I did ask this question in person and on Reddit and my reach was tiny, but judging by the answers I got - neurodivergent people need tools to be able to support themselves first and foremost. The next in the list was advocacy. I don't like word "advocacy" as it not very precise, for me it means respect, compassion and unconditional love.

So the next time I'll see a person that would strike me as odd, I'll keep an open mind and assume that this person knows something that I don't and vice versa. I am working hard on training my patience, I'm learning to ask questions instead of spiralling into a whirlwind of "what if"s and I'm opening up about my experience in the hopes that it'll help others find some solace and build their own identities.

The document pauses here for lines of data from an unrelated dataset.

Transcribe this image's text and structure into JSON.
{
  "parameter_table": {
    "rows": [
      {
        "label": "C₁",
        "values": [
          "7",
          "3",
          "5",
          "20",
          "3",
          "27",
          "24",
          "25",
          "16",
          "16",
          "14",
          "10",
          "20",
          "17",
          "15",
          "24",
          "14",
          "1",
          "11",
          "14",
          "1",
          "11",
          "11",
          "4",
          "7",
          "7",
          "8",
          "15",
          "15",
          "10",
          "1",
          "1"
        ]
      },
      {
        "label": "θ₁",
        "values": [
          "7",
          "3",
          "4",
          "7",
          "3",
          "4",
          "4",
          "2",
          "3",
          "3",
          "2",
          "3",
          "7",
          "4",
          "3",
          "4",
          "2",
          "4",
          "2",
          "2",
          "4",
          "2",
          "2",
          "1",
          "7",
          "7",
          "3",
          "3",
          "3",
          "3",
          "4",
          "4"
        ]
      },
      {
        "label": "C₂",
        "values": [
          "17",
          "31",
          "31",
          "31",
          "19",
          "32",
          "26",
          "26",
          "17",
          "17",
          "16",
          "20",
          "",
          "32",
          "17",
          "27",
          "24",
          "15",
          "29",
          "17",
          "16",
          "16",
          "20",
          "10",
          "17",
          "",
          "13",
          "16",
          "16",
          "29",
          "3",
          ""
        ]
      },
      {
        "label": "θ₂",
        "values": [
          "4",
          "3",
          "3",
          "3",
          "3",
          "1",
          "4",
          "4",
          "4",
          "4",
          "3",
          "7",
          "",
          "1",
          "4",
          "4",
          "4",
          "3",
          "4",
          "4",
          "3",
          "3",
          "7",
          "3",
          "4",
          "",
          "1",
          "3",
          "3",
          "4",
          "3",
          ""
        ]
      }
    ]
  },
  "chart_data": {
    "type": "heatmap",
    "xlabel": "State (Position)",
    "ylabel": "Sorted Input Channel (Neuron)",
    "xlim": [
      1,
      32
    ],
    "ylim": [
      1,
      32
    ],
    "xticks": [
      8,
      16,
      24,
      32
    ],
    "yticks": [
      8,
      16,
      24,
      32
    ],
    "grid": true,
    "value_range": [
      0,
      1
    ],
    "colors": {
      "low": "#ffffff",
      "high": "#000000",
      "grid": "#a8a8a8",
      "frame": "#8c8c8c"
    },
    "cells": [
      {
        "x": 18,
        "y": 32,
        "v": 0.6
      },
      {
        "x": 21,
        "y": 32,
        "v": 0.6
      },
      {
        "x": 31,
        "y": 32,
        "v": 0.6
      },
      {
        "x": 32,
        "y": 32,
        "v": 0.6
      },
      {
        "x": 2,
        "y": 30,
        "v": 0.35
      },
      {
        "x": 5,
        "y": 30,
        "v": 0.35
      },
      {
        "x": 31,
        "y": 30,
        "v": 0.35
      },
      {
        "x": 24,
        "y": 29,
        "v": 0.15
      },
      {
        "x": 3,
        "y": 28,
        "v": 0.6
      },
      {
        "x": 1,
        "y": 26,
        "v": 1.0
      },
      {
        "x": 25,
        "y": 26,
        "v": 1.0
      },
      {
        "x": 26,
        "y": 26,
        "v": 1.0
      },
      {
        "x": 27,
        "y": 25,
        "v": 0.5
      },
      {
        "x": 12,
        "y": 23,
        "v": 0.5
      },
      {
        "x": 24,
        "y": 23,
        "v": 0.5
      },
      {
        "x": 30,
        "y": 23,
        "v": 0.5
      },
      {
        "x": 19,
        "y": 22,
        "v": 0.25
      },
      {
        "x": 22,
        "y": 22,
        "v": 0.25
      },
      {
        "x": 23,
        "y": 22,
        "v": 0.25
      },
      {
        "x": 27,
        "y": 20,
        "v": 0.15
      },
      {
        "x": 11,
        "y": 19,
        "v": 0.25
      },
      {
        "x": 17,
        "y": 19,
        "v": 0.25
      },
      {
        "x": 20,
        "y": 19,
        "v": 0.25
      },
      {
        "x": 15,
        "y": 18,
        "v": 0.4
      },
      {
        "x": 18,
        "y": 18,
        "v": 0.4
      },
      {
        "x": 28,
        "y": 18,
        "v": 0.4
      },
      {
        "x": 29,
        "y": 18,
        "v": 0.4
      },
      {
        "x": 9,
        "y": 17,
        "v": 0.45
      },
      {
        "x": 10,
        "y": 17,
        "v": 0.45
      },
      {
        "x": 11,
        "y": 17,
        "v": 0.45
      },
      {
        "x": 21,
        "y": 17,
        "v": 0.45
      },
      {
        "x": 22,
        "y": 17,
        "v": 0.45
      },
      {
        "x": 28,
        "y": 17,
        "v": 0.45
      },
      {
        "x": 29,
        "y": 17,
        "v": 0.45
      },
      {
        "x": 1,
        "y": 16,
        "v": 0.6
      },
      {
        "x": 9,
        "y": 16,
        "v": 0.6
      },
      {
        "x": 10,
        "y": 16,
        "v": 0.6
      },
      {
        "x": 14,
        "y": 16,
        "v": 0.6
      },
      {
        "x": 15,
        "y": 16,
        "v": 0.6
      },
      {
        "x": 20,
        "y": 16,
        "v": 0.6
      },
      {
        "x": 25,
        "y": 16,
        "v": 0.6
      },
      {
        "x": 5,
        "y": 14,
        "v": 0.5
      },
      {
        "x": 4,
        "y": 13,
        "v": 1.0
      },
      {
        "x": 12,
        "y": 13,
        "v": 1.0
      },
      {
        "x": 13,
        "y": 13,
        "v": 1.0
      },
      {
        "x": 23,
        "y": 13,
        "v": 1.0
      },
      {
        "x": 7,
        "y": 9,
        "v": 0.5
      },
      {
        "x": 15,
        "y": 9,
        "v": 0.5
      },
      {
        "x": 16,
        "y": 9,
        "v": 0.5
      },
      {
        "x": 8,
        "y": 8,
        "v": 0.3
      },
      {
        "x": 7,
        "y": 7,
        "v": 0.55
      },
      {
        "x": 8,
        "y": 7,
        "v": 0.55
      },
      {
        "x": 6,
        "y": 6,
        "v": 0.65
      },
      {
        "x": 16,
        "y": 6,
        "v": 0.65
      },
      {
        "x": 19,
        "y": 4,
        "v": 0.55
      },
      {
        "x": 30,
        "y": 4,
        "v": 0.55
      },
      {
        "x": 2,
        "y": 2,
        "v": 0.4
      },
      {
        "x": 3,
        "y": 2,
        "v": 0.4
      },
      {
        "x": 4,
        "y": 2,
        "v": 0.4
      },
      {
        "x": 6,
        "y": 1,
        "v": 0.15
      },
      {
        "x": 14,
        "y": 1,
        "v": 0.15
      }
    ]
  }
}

That I can do on my own and I'm doing in hopes of fighting the stigma I surely perpetuated myself. But here's something I need help with.

All people need access and opportunities to develop their skills, build careers out of their special interests and have a chance to be as privileged as I am.

Here's a quote from one of my respondents:

Musicians, specially neurodivergent musicians, need better tools to accommodate their process of working and thinking, freeing their attention and creativity from having to deal with technical frustrations and being able to focus more solely on the music itself.

It's amazing how if you apply the same exact phrase to designers, content creators and software developers it still makes sense, while only the latter have access to a subset of tools and methodologies that make it possible.

I have spent over a decade of my life building software and I love it still, but I'm not enough.

The beauty of neurodiversity is the endless possibility of combinations: would I try and solve everything by myself I'd defy the very core of my ideology.


Here's what I have right now

I have a logo and a name for this project:

"en-di" and infinity heart

The name comes from the abbreviation "ND", but I like how it becomes almost a name, but not quite. It stands for neurodiversity and neurodivergent, as well as "_n_ot broken, just _d_ifferent" and "not disabled". Pick the one that you like most or come up with your own, it's a flexible name!

The logo is composed out of black and white infinity symbol and a heart. Hearts represents love and compassion; infinity symbol is almost like the ones for neurodiversity and autism, except it's not colored. It's not up to me to decide what's on the spectrum or not and I wanted the logo to be flexible too - it's an empty canvas, ready to be painted on.

I've also created a GitHub organisation as a platform for discussions and specifications of what this project should blossom into.

At the very least it'll give more people a chance to build a portfolio and get some mentoring and hands on experience to kickstart career in IT, I'll help with it to the best of my abilities. I do believe we could do much more together!

I would love to hear your ideas, opinions, suggestions, needs and, if you feel up for a challenge, to join me in building a digital bridge over a gap in our differences.